- IATA: IFL; ICAO: YIFL;

Summary
- Airport type: Public
- Operator: Cassowary Coast Regional Council
- Location: Innisfail, Queensland
- Time zone: AEST (UTC+10:00)
- Elevation AMSL: 46 ft / 14 m
- Coordinates: 17°33′31″S 146°00′42″E﻿ / ﻿17.55861°S 146.01167°E

Map
- YIFL Location in Queensland

Runways
| Direction | Length |  | Surface |
| m | ft |
| 14/32 | 1,353 | 4,439 | Asphalt |
| 03/21 | 1,332 | 4,370 | Clay |
- Sources: Australian AIP and aerodrome chart

= Innisfail Airport =

Innisfail Airport , also known as Mundoo Aerodrome, is in Mundoo, Queensland, Australia.

== History ==
The site for the airport was chosen on 20 November 1936. The estimated funds of £1145 for construction were allocated before acquiring the land.

In July it was reported that the Johnstone Shire Council had proposed to borrow £1250 for construction costs.

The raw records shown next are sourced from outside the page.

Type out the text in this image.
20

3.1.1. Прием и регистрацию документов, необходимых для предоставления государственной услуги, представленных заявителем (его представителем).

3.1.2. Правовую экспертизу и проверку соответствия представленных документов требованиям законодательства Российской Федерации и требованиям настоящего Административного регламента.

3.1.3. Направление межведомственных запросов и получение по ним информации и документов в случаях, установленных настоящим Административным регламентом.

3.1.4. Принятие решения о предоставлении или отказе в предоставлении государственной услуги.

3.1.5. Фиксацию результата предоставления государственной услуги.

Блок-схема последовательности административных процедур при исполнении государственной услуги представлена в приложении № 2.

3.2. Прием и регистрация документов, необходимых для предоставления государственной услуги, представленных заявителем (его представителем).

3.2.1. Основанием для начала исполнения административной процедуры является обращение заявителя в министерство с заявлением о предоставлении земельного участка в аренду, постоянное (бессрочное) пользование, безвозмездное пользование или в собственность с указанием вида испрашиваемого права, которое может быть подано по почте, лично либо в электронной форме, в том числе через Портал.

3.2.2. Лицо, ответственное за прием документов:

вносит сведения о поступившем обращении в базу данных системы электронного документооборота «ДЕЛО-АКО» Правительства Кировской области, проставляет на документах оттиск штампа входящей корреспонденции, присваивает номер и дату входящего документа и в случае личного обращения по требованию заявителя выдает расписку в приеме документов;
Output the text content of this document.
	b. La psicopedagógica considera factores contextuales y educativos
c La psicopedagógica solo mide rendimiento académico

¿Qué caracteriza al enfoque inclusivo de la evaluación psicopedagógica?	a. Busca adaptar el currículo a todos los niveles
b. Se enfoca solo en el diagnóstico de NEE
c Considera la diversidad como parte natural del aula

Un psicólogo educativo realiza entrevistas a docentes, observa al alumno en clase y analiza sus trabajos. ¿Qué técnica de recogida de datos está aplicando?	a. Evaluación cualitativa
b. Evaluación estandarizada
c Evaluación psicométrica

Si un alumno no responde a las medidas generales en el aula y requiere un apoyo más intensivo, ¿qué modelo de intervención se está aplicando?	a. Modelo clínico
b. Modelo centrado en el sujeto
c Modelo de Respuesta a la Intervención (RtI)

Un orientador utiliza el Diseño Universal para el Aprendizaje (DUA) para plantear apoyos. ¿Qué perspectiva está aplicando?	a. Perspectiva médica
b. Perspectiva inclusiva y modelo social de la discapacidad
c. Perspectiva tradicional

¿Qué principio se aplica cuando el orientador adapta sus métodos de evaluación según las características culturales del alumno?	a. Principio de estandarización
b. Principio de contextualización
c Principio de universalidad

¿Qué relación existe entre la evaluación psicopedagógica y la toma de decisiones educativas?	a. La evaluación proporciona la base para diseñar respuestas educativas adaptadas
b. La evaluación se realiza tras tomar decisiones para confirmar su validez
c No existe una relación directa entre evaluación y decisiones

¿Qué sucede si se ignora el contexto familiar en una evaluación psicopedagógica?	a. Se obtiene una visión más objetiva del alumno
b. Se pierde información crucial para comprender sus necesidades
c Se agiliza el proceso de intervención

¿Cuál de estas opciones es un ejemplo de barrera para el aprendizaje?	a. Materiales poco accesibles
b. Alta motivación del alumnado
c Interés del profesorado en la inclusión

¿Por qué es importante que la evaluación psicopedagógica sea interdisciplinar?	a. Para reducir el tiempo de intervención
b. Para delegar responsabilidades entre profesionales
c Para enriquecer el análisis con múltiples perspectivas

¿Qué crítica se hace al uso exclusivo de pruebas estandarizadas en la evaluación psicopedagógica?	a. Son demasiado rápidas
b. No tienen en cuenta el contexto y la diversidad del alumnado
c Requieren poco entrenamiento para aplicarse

on 29 August 1938 at 9:30, a De Havilland DH.84 Dragon crashed, killing the pilot and four passengers with one survivor. The flight was operated by North Queensland Airways. On final approach to Innisfail Airport, the pilot saw a tractor on the runway and initiated a go around procedure. The airplane stalled and crashed short of the runway, bursting into flames. The cause of the crash was pilot error. He had never flown a De Havilland DH.84 Dragon.

Innisfail Airport opened publicly on 12 August 1951 to a crowd of around 3,000 people.